To keep going during this time means to adjust my expectations of what is an acceptable dinner. It means getting ok with saying “no” to so many Zoom gatherings, all beautiful offerings, and simply accepting the fact that I do not have the energetic and emotional capacity to extend myself very far beyond my immediate responsibilities.

It means expanding and perhaps softening my expectations of those in my circles – knowing that we are all experiencing waves of intense emotions, pockets or caverns of loss. It means recognizing where my expectations haven’t yet caught up with reality. It means living in reality.

As always, I don’t know if what I’ve written here makes sense or coheres. Like the playlist Aviva shared with me at my request this week (lofi hiphop music – beats to relax/study to), it’s a meandering, wandering kind of tune, a showing up, a dropping in, a surveying of interior and exterior landscapes.

I feel like I should say that in some ways, my own emotions may be under lock and key at the moment. It’s a way of functioning and focusing on what’s right in front of me, because the truth is I read the news and it’s more than I can fully even absorb.
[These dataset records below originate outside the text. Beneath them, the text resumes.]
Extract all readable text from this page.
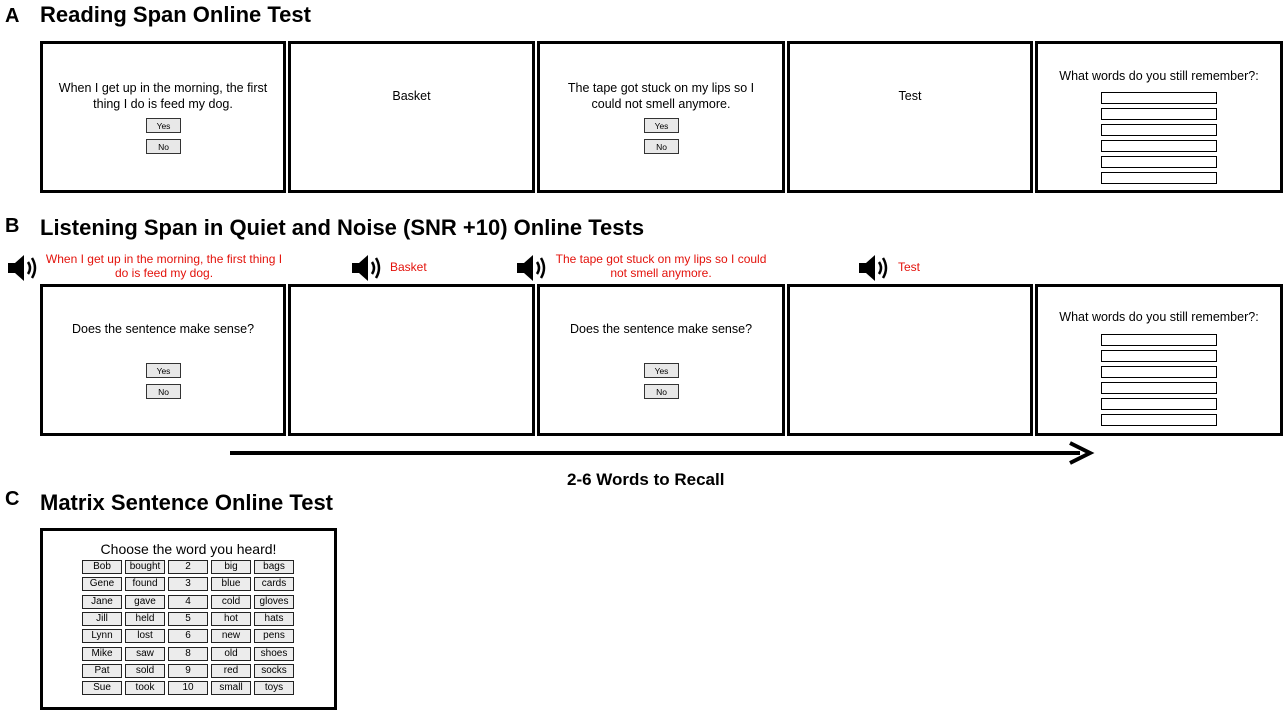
A Reading Span Online Test
When I get up in the morning, the first thing I do is feed my dog.
Yes
No
Basket
The tape got stuck on my lips so I could not smell anymore.
Yes
No
Test
What words do you still remember?:
B Listening Span in Quiet and Noise (SNR +10) Online Tests
When I get up in the morning, the first thing I do is feed my dog.	Basket
The tape got stuck on my lips so I could not smell anymore.	Test
Does the sentence make sense?
Yes
No
Does the sentence make sense?
Yes
No
What words do you still remember?:
2-6 Words to Recall
C Matrix Sentence Online Test
Choose the word you heard!
Bob
Gene
Jane
Jill
Lynn
Mike
Pat
Sue
bought
found
gave
held
lost
saw
sold
took
2
3
4
5
6
8
9
10
big
blue
cold
hot
new
old
red
small
bags
cards
gloves
hats
pens
shoes
socks
toys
Whatever you need to do to survive right now is your only job. Survive is a big word. It includes tending to your physical body best you can. It means tending to your mental health and emotional life as best you can. It means “as best you can” is our way of life now.

Mani and I read last night something about Trump and an executive order and mining minerals from the moon. My friend Sasha Sagan had shared it on Facebook, with a note that it was not from The Onion, but rather in Newsweek. My mind flashed on the villain from Despicable Me who tried to steal the moon.

Would that this were a Pixar movie and we could all leave the theater now in protest, ask for our money back, write bad reviews.

But it’s real. It’s our world, our precious world. Whatever you can do or not do today to bring a modicum of ease to the day, do or don’t do that. Remember that you might be alone, but you’re not alone. I’m alone with you. You’re alone with me.

We can and must continue to take care of ourselves and each other in the ways we can right now, and look to a future where the villains are toppled and the wrongs are righted, one by one by one.